HONG KONG — ; A Chinese journalist who wrote articles on disputes between rural residents and corrupt local officials across China is being harassed by police from the southeastern province of Fujian. Police have also put pressure on another prominent peasant activist to frame him, Radio Free Asia (RFA) reports.
Zhao Yan, a journalist with the Beijing-based magazine China Reform , has come under mounting pressure following his coverage of peasant allegations of official abuse in the northern city of Tangshan and in Fujian. His father died after a raid on his family home by police, and he lost his job at the magazine following official pressure on his bosses.
"At the beginning of April when I had left Fuzhou, they followed me to Beijing to arrest me. My boss told them I'd already resigned and that I wasn't in Beijing, because I often went to Fujian for research," Zhao told RFA in an interview Tuesday.
"They found out the address of my parental home...My father's health isn't that good. One day in April a few uniformed police and plainclothes police went to his home. My father didn't know the sort of work I did, and so he was very frightened when he heard the police were looking for me," Zhao said.
The New York-based Human Rights in China (HRIC) group said police from the Fujian provincial and municipal Public Security Bureaus stormed into the home of Zhao Yan's father in the northeastern city of Harbin. In a statement July 13, HRIC said, "Zhao has already lost his job and his father as a result of official harassment, and now lives in fear of imminent arrest."
Zhao's father, who was recovering from a serious illness, fell out of his bed in fright, causing deterioration to his condition, and he died a few days later. Zhao, however, told RFA he couldn't be entirely sure that the police were from Fuzhou.
Zhao, who reported earlier this year on the efforts of some 20,000 farmers displaced in the 1990s to make way for the Taolinkou reservoir near the city of Qinhuangdao in Hebei Province to get their grievances heard, said he believed his father's death was a direct result of the police raid.
"I really feel that that is going one step too far," a grief-stricken Zhao told RFA.
An officer on duty at the Fujian provincial Public Security Bureau didn't deny Zhao's report. "I don't know about this," he told RFA repeatedly.
Last week, Tangshan police detained peasant activist Zhang Youren ahead of a visit to the area by Premier Wen Jiabao.
Zhang has led protests over the Taolinkou reservoir, some 100 kms (60 miles) east of Beijing, and collected around 12,000 signatures in a petition to China's parliament, the National People's Congress (NPC) in March. He was held under house arrest since being brought back from Beijing by local police.
The activists say Tangshan municipal party secretary Zhang He misappropriated up to 60 million yuan (7.2 million dollars) in funds set aside to compensate displaced residents
Earlier in the year, nine members of the Party Secretariat of Qingkou Village, Minhou County, Fuzhou City, collected 270,000 yuan , which they used for a mission to Beijing to find a way to have Zhao Yan fired, the group said.

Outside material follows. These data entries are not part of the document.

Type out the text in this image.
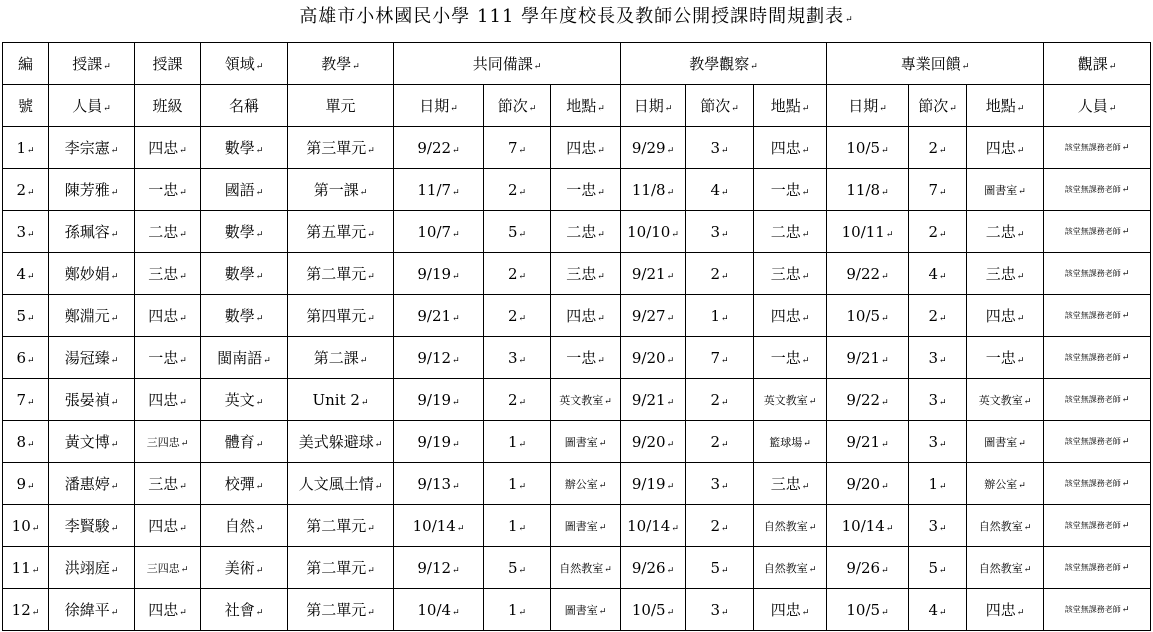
高雄市小林國民小學 111 學年度校長及教師公開授課時間規劃表 ↵
編	授課 ↵	授課	領域 ↵	教學 ↵	共同備課 ↵			教學觀察 ↵			專業回饋 ↵			觀課 ↵
號	人員 ↵	班級	名稱	單元	日期 ↵	節次 ↵	地點 ↵	日期 ↵	節次 ↵	地點 ↵	日期 ↵	節次 ↵	地點 ↵	人員 ↵
1 ↵	李宗憲 ↵	四忠 ↵	數學 ↵	第三單元 ↵	9/22 ↵	7 ↵	四忠 ↵	9/29 ↵	3 ↵	四忠 ↵	10/5 ↵	2 ↵	四忠 ↵	該堂無課務老師 ↵
2 ↵	陳芳雅 ↵	一忠 ↵	國語 ↵	第一課 ↵	11/7 ↵	2 ↵	一忠 ↵	11/8 ↵	4 ↵	一忠 ↵	11/8 ↵	7 ↵	圖書室 ↵	該堂無課務老師 ↵
3 ↵	孫珮容 ↵	二忠 ↵	數學 ↵	第五單元 ↵	10/7 ↵	5 ↵	二忠 ↵	10/10 ↵	3 ↵	二忠 ↵	10/11 ↵	2 ↵	二忠 ↵	該堂無課務老師 ↵
4 ↵	鄭妙娟 ↵	三忠 ↵	數學 ↵	第二單元 ↵	9/19 ↵	2 ↵	三忠 ↵	9/21 ↵	2 ↵	三忠 ↵	9/22 ↵	4 ↵	三忠 ↵	該堂無課務老師 ↵
5 ↵	鄭淵元 ↵	四忠 ↵	數學 ↵	第四單元 ↵	9/21 ↵	2 ↵	四忠 ↵	9/27 ↵	1 ↵	四忠 ↵	10/5 ↵	2 ↵	四忠 ↵	該堂無課務老師 ↵
6 ↵	湯冠臻 ↵	一忠 ↵	閩南語 ↵	第二課 ↵	9/12 ↵	3 ↵	一忠 ↵	9/20 ↵	7 ↵	一忠 ↵	9/21 ↵	3 ↵	一忠 ↵	該堂無課務老師 ↵
7 ↵	張晏禎 ↵	四忠 ↵	英文 ↵	Unit 2 ↵	9/19 ↵	2 ↵	英文教室 ↵	9/21 ↵	2 ↵	英文教室 ↵	9/22 ↵	3 ↵	英文教室 ↵	該堂無課務老師 ↵
8 ↵	黃文博 ↵	三四忠 ↵	體育 ↵	美式躲避球 ↵	9/19 ↵	1 ↵	圖書室 ↵	9/20 ↵	2 ↵	籃球場 ↵	9/21 ↵	3 ↵	圖書室 ↵	該堂無課務老師 ↵
9 ↵	潘惠婷 ↵	三忠 ↵	校彈 ↵	人文風土情 ↵	9/13 ↵	1 ↵	辦公室 ↵	9/19 ↵	3 ↵	三忠 ↵	9/20 ↵	1 ↵	辦公室 ↵	該堂無課務老師 ↵
10 ↵	李賢駿 ↵	四忠 ↵	自然 ↵	第二單元 ↵	10/14 ↵	1 ↵	圖書室 ↵	10/14 ↵	2 ↵	自然教室 ↵	10/14 ↵	3 ↵	自然教室 ↵	該堂無課務老師 ↵
11 ↵	洪翊庭 ↵	三四忠 ↵	美術 ↵	第二單元 ↵	9/12 ↵	5 ↵	自然教室 ↵	9/26 ↵	5 ↵	自然教室 ↵	9/26 ↵	5 ↵	自然教室 ↵	該堂無課務老師 ↵
12 ↵	徐緯平 ↵	四忠 ↵	社會 ↵	第二單元 ↵	10/4 ↵	1 ↵	圖書室 ↵	10/5 ↵	3 ↵	四忠 ↵	10/5 ↵	4 ↵	四忠 ↵	該堂無課務老師 ↵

Zhao's articles were often considered too inflammatory for publication, and were reserved for internal circulation among government officials only.
Zhao's name no longer appeared in the magazine's March issue, and he formally resigned in April. HRIC said it had evidence that the Fujian police were intent on framing Zhao and another prominent advocate of the disadvantaged.
On July 8, around 11:00 a.m., a well-known peasant advocate, Wu Zhongkai, telephoned Beijing-based sociologist Zhang Yaojie from a village near Fuzhou and said that Fuzhou Public Security Police had ordered him to expose the activities of Zhao Yan and legal scholar Li Boguang [the director of Beijing's Qimin Research Institute], HRIC said.
"Police described the two men as criminals and demanded that Wu Zhongkai have no more to do with them. Wu Zhongkai said he finally refused further cooperation with the police, and with the assistance of fellow-villagers fled to a hillside cemetery, where he remains a fugitive," it said.